Sedat Peker çok uzun zamandır konuşmuyordu ilk konuşmasını,  hareketimizin efsane ismi, kahramanlar kahramanı Abdullah Çatlı’nın vefatının on sekizinci sene-i devriyesinde yaptı. Kürsüye çıkarken dakikalarca ayakta alkışlandı, hatta vatandaşın biri gaza gelip “Başbuğlar ölmez” diye slogan bile attı! Halet-i ruhiye… O anlamlı günde konuşması benim çok fazla garibime gitmemişti,  ta ki Şehit Lider Hareketimizin diğer sembol isimlerinden Muhsin Yazıcıoğlu Beyefendinin kabri başında daha  farklı bir konuşma yapana kadar! Mevzu artık farklı bir noktaya gidiyor… 

 Kendisinin yaptığı konuşmaları irdelemek benim işim de değil tarzım da değil. Konuşmalarının bir kısmını da katılabilirim aslında. Siyasetin dışındayız ama ne de olsa üzerimizde muhalif etiketi var!

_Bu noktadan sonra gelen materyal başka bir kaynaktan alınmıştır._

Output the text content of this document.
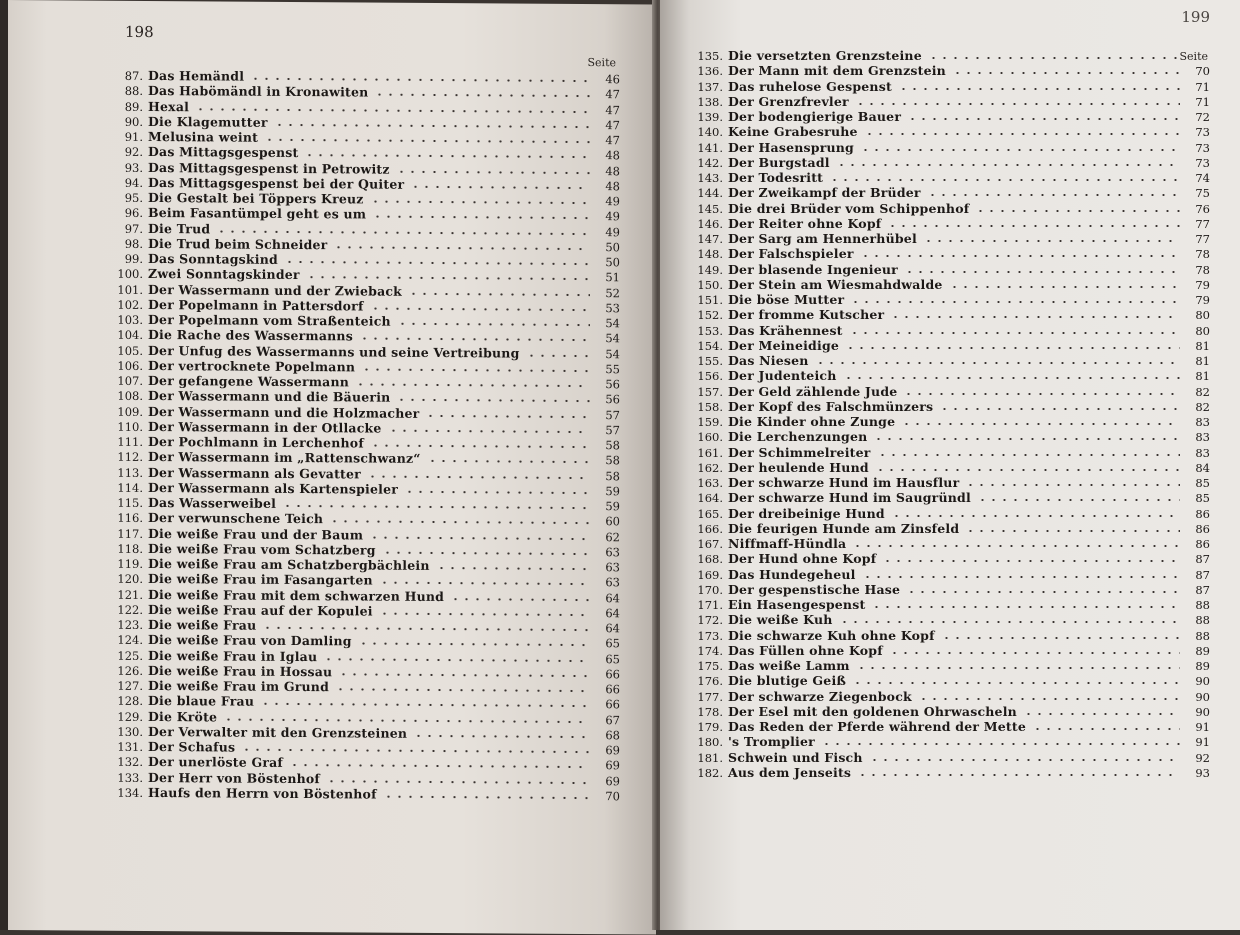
198
Seite
87. Das Hemändl	46
88. Das Habömändl in Kronawiten	47
89. Hexal	47
90. Die Klagemutter	47
91. Melusina weint	47
92. Das Mittagsgespenst	48
93. Das Mittagsgespenst in Petrowitz	48
94. Das Mittagsgespenst bei der Quiter	48
95. Die Gestalt bei Töppers Kreuz	49
96. Beim Fasantümpel geht es um	49
97. Die Trud	49
98. Die Trud beim Schneider	50
99. Das Sonntagskind	50
100. Zwei Sonntagskinder	51
101. Der Wassermann und der Zwieback	52
102. Der Popelmann in Pattersdorf	53
103. Der Popelmann vom Straßenteich	54
104. Die Rache des Wassermanns	54
105. Der Unfug des Wassermanns und seine Vertreibung	54
106. Der vertrocknete Popelmann	55
107. Der gefangene Wassermann	56
108. Der Wassermann und die Bäuerin	56
109. Der Wassermann und die Holzmacher	57
110. Der Wassermann in der Otllacke	57
111. Der Pochlmann in Lerchenhof	58
112. Der Wassermann im „Rattenschwanz“	58
113. Der Wassermann als Gevatter	58
114. Der Wassermann als Kartenspieler	59
115. Das Wasserweibel	59
116. Der verwunschene Teich	60
117. Die weiße Frau und der Baum	62
118. Die weiße Frau vom Schatzberg	63
119. Die weiße Frau am Schatzbergbächlein	63
120. Die weiße Frau im Fasangarten	63
121. Die weiße Frau mit dem schwarzen Hund	64
122. Die weiße Frau auf der Kopulei	64
123. Die weiße Frau	64
124. Die weiße Frau von Damling	65
125. Die weiße Frau in Iglau	65
126. Die weiße Frau in Hossau	66
127. Die weiße Frau im Grund	66
128. Die blaue Frau	66
129. Die Kröte	67
130. Der Verwalter mit den Grenzsteinen	68
131. Der Schafus	69
132. Der unerlöste Graf	69
133. Der Herr von Böstenhof	69
134. Haufs den Herrn von Böstenhof	70
199
Seite
135. Die versetzten Grenzsteine
136. Der Mann mit dem Grenzstein	70
137. Das ruhelose Gespenst	71
138. Der Grenzfrevler	71
139. Der bodengierige Bauer	72
140. Keine Grabesruhe	73
141. Der Hasensprung	73
142. Der Burgstadl	73
143. Der Todesritt	74
144. Der Zweikampf der Brüder	75
145. Die drei Brüder vom Schippenhof	76
146. Der Reiter ohne Kopf	77
147. Der Sarg am Hennerhübel	77
148. Der Falschspieler	78
149. Der blasende Ingenieur	78
150. Der Stein am Wiesmahdwalde	79
151. Die böse Mutter	79
152. Der fromme Kutscher	80
153. Das Krähennest	80
154. Der Meineidige	81
155. Das Niesen	81
156. Der Judenteich	81
157. Der Geld zählende Jude	82
158. Der Kopf des Falschmünzers	82
159. Die Kinder ohne Zunge	83
160. Die Lerchenzungen	83
161. Der Schimmelreiter	83
162. Der heulende Hund	84
163. Der schwarze Hund im Hausflur	85
164. Der schwarze Hund im Saugründl	85
165. Der dreibeinige Hund	86
166. Die feurigen Hunde am Zinsfeld	86
167. Niffmaff-Hündla	86
168. Der Hund ohne Kopf	87
169. Das Hundegeheul	87
170. Der gespenstische Hase	87
171. Ein Hasengespenst	88
172. Die weiße Kuh	88
173. Die schwarze Kuh ohne Kopf	88
174. Das Füllen ohne Kopf	89
175. Das weiße Lamm	89
176. Die blutige Geiß	90
177. Der schwarze Ziegenbock	90
178. Der Esel mit den goldenen Ohrwascheln	90
179. Das Reden der Pferde während der Mette	91
180. 's Tromplier	91
181. Schwein und Fisch	92
182. Aus dem Jenseits	93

 Şimdi bana “Mhp yönetimi rahatsız değil de sen niye rahatsızsın, yazıyorsun çiziyorsun?” veya “Madem öyle, rahmetli Çatlı ve Yazıcıoğlu için Parti veya Ocak neden bir anma programı düzenlemiyor?” diyenler de olacaktır. Bizim partimizin güncel politikalarında ve misyonunda maalesef böyle etkinlikler yoook.

 Sedat Peker isminin bizim hareketimizin tabanında ciddi sempatizanları olduğu doğrudur, kendisine “Reis” diyenler de vardır. 

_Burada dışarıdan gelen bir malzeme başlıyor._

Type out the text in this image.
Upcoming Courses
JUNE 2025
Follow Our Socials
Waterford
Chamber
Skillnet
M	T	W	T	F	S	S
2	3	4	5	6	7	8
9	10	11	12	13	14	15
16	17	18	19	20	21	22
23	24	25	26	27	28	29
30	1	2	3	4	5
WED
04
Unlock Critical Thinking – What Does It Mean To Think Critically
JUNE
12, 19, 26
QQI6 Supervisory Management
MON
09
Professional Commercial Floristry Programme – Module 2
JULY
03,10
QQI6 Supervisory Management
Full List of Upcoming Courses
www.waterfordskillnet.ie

 Yarım bile değil belki çeyrek ülkücü olan bir arkadaşınız olarak iki kelam etmek isterim;  Bizler hamd olsun inananların hareketiyiz!  Bizim hareketimizin tabanı çok fazla sorgulamaz, irdelemez! Bizim hareketimizin tabanı saftır, temizdir, heyecanlıdır,  vatan aşığıdır, Turancıdır. Kendisi ile özdeşleştirdiği ve benzeştiği herkese sempati duyar! Bizim hareketimizin tabanı için Sedat Peker’in görünen hayatı;  az aksiyonlu bol parıltılı Holywood filmidir! Bizim arkadaşlarımız özel uçak nedir, yirmi tane koruma ile dolaşmak nedir, limuzin ile gezmek nedir bilmez,! Amsterdam’ı haritada gösteremez(!)  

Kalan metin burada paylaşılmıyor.